Evaluating Assessment Activities

Evaluating an Assessment Activity


An assessment is valid if it faithfully measures attainment of valued learning goals. These goals are drawn from multiple sources including:

  • State standards documents
  • National standards documents
  • Teacher goals
  • Student goals

Learning goals should:

  • Be highly valued
  • Target core capabilities
  • Target higher level capabilities (e.g., the higher levels of Bloom’s taxonomy)
  • Be useful to teachers
  • Be usable by teachers


Reliability is a critical tool for educational planning, assessment, evaluation, and action research. It answers the question, “How dependable are our measures of student performance?” In our assessments, reliability means that those who have received professional preparation will make essentially the same judgements concerning the extent to which students have attained leaning goals. Reliability is a critical foundation for professional communication, public presentation, and sound decision-making.

One can often obtain high measures of reliability with more superficial concepts and skills. We chose to develop rigorous processes for assessing higher order abilities and to engage in the struggle to make judgements reliable.

In our assessments, reliability is built and maintained in two ways:

  1. by obtaining measures of attributes (for example, several pieces of student performance are used to rate most of our learning goals, and repeated assessments over time are recommended)
  2. through support systems including professional development and detailed instruction for making judgements and ratings which include definitions, rules for making judgements, and actual examples of student work.

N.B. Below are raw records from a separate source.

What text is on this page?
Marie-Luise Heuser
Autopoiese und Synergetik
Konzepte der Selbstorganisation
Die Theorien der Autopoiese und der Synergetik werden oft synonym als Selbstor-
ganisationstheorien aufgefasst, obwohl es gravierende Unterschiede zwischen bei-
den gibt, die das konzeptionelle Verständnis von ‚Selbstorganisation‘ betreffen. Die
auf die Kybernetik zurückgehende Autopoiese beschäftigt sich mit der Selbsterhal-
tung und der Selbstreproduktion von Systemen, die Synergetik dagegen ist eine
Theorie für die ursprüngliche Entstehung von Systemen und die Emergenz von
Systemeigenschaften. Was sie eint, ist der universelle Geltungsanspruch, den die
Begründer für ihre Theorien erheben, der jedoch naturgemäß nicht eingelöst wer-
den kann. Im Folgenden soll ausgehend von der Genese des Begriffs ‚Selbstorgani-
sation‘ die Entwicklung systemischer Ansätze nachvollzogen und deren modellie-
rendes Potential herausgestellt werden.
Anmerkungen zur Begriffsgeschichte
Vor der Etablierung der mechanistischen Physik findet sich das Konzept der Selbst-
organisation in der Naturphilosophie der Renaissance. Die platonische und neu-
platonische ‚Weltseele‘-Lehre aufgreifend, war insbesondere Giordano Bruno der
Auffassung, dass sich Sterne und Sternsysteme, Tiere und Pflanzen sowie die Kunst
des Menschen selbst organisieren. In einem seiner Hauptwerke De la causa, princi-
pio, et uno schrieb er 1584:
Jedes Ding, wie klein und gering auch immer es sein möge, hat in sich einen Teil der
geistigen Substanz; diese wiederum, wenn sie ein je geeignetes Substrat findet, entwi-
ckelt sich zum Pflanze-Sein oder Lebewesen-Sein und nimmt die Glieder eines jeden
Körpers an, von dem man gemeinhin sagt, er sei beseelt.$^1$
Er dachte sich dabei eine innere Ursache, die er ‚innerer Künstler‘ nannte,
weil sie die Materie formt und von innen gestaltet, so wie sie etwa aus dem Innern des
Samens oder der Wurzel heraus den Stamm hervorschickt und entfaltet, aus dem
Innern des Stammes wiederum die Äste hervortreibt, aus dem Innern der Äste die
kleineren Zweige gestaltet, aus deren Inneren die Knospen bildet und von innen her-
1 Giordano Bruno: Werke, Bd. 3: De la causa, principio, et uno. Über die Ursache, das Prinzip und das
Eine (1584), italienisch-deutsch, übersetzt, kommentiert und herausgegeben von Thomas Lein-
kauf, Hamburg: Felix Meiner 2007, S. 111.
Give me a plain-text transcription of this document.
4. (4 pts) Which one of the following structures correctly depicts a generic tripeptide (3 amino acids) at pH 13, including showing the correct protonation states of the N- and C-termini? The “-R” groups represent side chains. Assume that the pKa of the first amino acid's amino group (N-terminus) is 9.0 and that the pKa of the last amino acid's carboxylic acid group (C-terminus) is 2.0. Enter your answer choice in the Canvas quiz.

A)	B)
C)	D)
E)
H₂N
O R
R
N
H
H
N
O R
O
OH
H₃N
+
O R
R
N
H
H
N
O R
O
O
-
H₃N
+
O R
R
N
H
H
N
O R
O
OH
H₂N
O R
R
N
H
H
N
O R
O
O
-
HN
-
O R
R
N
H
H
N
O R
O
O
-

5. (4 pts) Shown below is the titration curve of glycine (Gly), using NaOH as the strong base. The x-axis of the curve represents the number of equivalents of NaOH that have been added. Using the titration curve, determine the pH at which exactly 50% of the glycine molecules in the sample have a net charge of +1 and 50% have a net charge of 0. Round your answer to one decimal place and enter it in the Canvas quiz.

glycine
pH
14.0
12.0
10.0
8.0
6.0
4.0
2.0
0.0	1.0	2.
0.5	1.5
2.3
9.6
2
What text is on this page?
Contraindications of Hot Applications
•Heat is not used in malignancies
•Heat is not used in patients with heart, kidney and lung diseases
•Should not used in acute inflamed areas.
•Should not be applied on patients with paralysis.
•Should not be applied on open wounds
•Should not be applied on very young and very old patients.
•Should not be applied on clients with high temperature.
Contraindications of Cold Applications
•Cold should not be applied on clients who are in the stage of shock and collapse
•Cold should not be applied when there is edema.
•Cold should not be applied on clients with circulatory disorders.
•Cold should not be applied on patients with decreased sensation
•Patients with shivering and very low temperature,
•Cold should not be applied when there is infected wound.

The issue of fairness arises when test results are used for non-educational purposes (see Zachos, 2004 for a discussion of this). That is, when test results are used for grading, ranking, screening, promoting, and retaining students. It is recommended that the portions of our assessments that deal with educational attainments (i.e., the extent to which students have attained learning goals) not be used for such purposes.

The assessments are designed for use by teachers to plan and evaluate instruction. When this is the case, the test is used strictly to obtain information to better understand and help each student, and so the question of fairness need not arise.

Our assessments may include grading features that we believe are not educationally destructive. For example the teacher may rate students on the extent to which they:

  • Complete all portions of the assessment
  • Write in complete sentences when requested too
  • Write clearly and neatly

and other desirable features of student performance that do not represent or interfere with the attainment of learning goals.

Assessment results can also be used by schools, LEAs, and State Agencies for planning, evaluation, and resource allocation without damaging effects on students, and so also do not raise the issue of fairness.


In the domain of assessment, efficiency means obtaining the best possible information for the time and effort invested. An assessment that is educational (i.e., students learn from experiencing it) provides instructional efficiency by virtue of the fact that the assessment activity itself promotes student learning and engagement.


Zachos, Paul. (2004).
Discovering the True Nature of Educational Assessment. Research Bulletin 9(2). The Research Institute for Waldorf Education.